NIS2 : vingt mois de retard et un marché cyber à l’arrêt

La France n’a toujours pas transposé la directive NIS2, dont l’échéance européenne était fixée au 17 octobre 2024. Le projet de loi « Résilience » ne figure pas à l’ordre du jour de la session parlementaire extraordinaire de juillet 2026. Pour les entreprises, ce vide juridique a des effets directs et concrets : budgets gelés, appels d’offres en suspens, feuilles de route impossibles à boucler. Le CESIN tire la sonnette d’alarme.

Le texte a été adopté en première lecture au Sénat dès le 15 octobre 2024, deux jours avant la date-butoir fixée par Bruxelles. Depuis, il tourne en rond. Au 2 juin 2026, la loi est toujours en navette parlementaire, adoptée au Sénat, en attente d’examen à l’Assemblée nationale. Et le projet de loi ne figurait toujours pas à l’agenda de la session extraordinaire ouverte le 1er juillet 2026. Le blocage tient pour partie à un désaccord institutionnel. En effet, l’article 16 bis du texte interdit l’imposition de backdoors dans les services de chiffrement, une disposition qui déplairait à la DGSI. Conséquence directe de cet enlisement, la Commission européenne s’apprête à saisir la Cour de justice de l’Union européenne contre la France pour non-transposition.

Des décisions d’investissement bloquées en cascade

Et l’enjeu dépasse le seul calendrier juridique.
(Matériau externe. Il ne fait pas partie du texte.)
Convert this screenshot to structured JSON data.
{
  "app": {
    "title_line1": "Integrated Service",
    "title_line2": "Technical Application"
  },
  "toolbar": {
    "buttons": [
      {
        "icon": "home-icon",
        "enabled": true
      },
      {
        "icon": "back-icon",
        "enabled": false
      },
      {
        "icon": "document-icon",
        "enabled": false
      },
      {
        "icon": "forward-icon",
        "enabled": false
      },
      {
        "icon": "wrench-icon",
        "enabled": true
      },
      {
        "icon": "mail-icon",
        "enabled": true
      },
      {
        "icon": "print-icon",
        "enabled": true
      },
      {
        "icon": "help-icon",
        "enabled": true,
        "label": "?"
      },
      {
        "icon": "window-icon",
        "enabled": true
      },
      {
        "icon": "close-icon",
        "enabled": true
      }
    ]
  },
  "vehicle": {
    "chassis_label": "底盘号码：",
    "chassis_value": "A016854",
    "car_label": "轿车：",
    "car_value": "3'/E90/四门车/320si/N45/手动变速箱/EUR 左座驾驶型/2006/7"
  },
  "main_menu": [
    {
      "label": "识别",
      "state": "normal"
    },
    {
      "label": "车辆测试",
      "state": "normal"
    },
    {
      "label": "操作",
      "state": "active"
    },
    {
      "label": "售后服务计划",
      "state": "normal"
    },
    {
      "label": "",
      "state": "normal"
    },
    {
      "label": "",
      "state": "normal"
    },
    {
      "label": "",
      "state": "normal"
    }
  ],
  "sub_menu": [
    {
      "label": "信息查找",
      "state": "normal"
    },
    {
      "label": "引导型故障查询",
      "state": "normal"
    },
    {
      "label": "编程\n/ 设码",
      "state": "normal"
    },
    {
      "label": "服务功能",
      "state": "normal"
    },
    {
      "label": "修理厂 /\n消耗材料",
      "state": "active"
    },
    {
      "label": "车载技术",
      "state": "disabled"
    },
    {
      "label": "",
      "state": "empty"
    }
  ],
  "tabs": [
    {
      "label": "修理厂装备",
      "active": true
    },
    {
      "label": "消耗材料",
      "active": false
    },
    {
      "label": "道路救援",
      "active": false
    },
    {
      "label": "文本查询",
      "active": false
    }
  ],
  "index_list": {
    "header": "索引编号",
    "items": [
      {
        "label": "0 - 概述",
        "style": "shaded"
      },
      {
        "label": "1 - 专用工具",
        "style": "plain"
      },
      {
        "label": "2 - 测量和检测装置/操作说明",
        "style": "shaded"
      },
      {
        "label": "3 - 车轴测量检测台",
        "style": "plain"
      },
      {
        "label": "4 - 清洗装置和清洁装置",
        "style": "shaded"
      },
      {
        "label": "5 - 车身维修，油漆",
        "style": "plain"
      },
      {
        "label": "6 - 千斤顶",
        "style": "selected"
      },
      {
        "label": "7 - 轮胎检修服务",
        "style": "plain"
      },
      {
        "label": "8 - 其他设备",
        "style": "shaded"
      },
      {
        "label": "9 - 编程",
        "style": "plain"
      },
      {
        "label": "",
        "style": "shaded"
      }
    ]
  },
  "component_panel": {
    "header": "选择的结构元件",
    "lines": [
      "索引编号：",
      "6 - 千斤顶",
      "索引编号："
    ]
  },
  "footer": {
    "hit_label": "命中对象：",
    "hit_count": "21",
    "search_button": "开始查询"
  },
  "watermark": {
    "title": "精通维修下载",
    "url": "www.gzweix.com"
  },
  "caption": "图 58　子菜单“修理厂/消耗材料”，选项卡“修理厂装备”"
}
Car NIS2 devait faire passer le nombre d’entités régulées en France de 500 sous NIS1 à 10 000 à 15 000 entreprises, réparties sur 18 secteurs, de l’énergie aux services postaux en passant par la gestion des déchets. Pour toutes ces organisations, l’absence de cadre finalisé crée une réelle paralysie. Sans connaître le périmètre exact des obligations, les seuils et les sanctions, les directions cybersécurité ne peuvent ni arbitrer leurs budgets ni rédiger leurs cahiers des charges. Le CESIN, qui regroupe les RSSI des grandes entreprises françaises, confirme que le problème concerne aussi bien les entités historiquement régulées, qui voient leur périmètre s’élargir, que celles nouvellement concernées, qui entrent pour la première fois dans le champ de la réglementation cyber et doivent anticiper des exigences encore non définitivement arrêtées. La chaîne de sous-traitance est logée à la même enseigne. Les exigences de la directive ont vocation à se diffuser aux fournisseurs et prestataires, dont le positionnement dépend lui aussi d’une visibilité qu’ils n’ont pas encore.

Un écart compétitif qui se creuse avec le reste de l’Europe

L’incertitude française contraste avec la progression du reste du continent. Plusieurs États membres ont déjà transposé NIS2 et structurent leur marché cyber en conséquence. Les chantiers de mise en conformité prennent typiquement quatre à huit mois pour une organisation qui part d’un niveau de maturité cyber moyen. Chaque trimestre perdu se traduit donc par un retard équivalent sur l’exécution. Et le risque de décrochage est réel. Des entreprises françaises opérant à l’échelle européenne s’alignent déjà sur les cadres des pays les plus avancés, contournant de fait l’attente hexagonale.

Pour le marché de la sécurité, la tension monte sur les ressources. Les équipes expérimentées en audit et conformité sont en forte demande dès le premier semestre 2026. L’ANSSI a tenté de combler partiellement le vide en publiant en mars 2026 le référentiel ReCyF, qui liste les mesures recommandées pour atteindre les objectifs de NIS2, mais aucune version définitive ne sera publiée tant que les travaux législatifs et réglementaires n’auront pas abouti.

Le CESIN résume assez bien la situation : les entreprises sont prêtes à agir. Nombre d’entre elles n’attendent pas la loi pour avancer sur leurs fondamentaux. Ce qu’elles attendent, c’est la visibilité suffisante pour exécuter leurs plans à l’échelle. Cette visibilité dépend d’un seul acteur, à savoir le Parlement.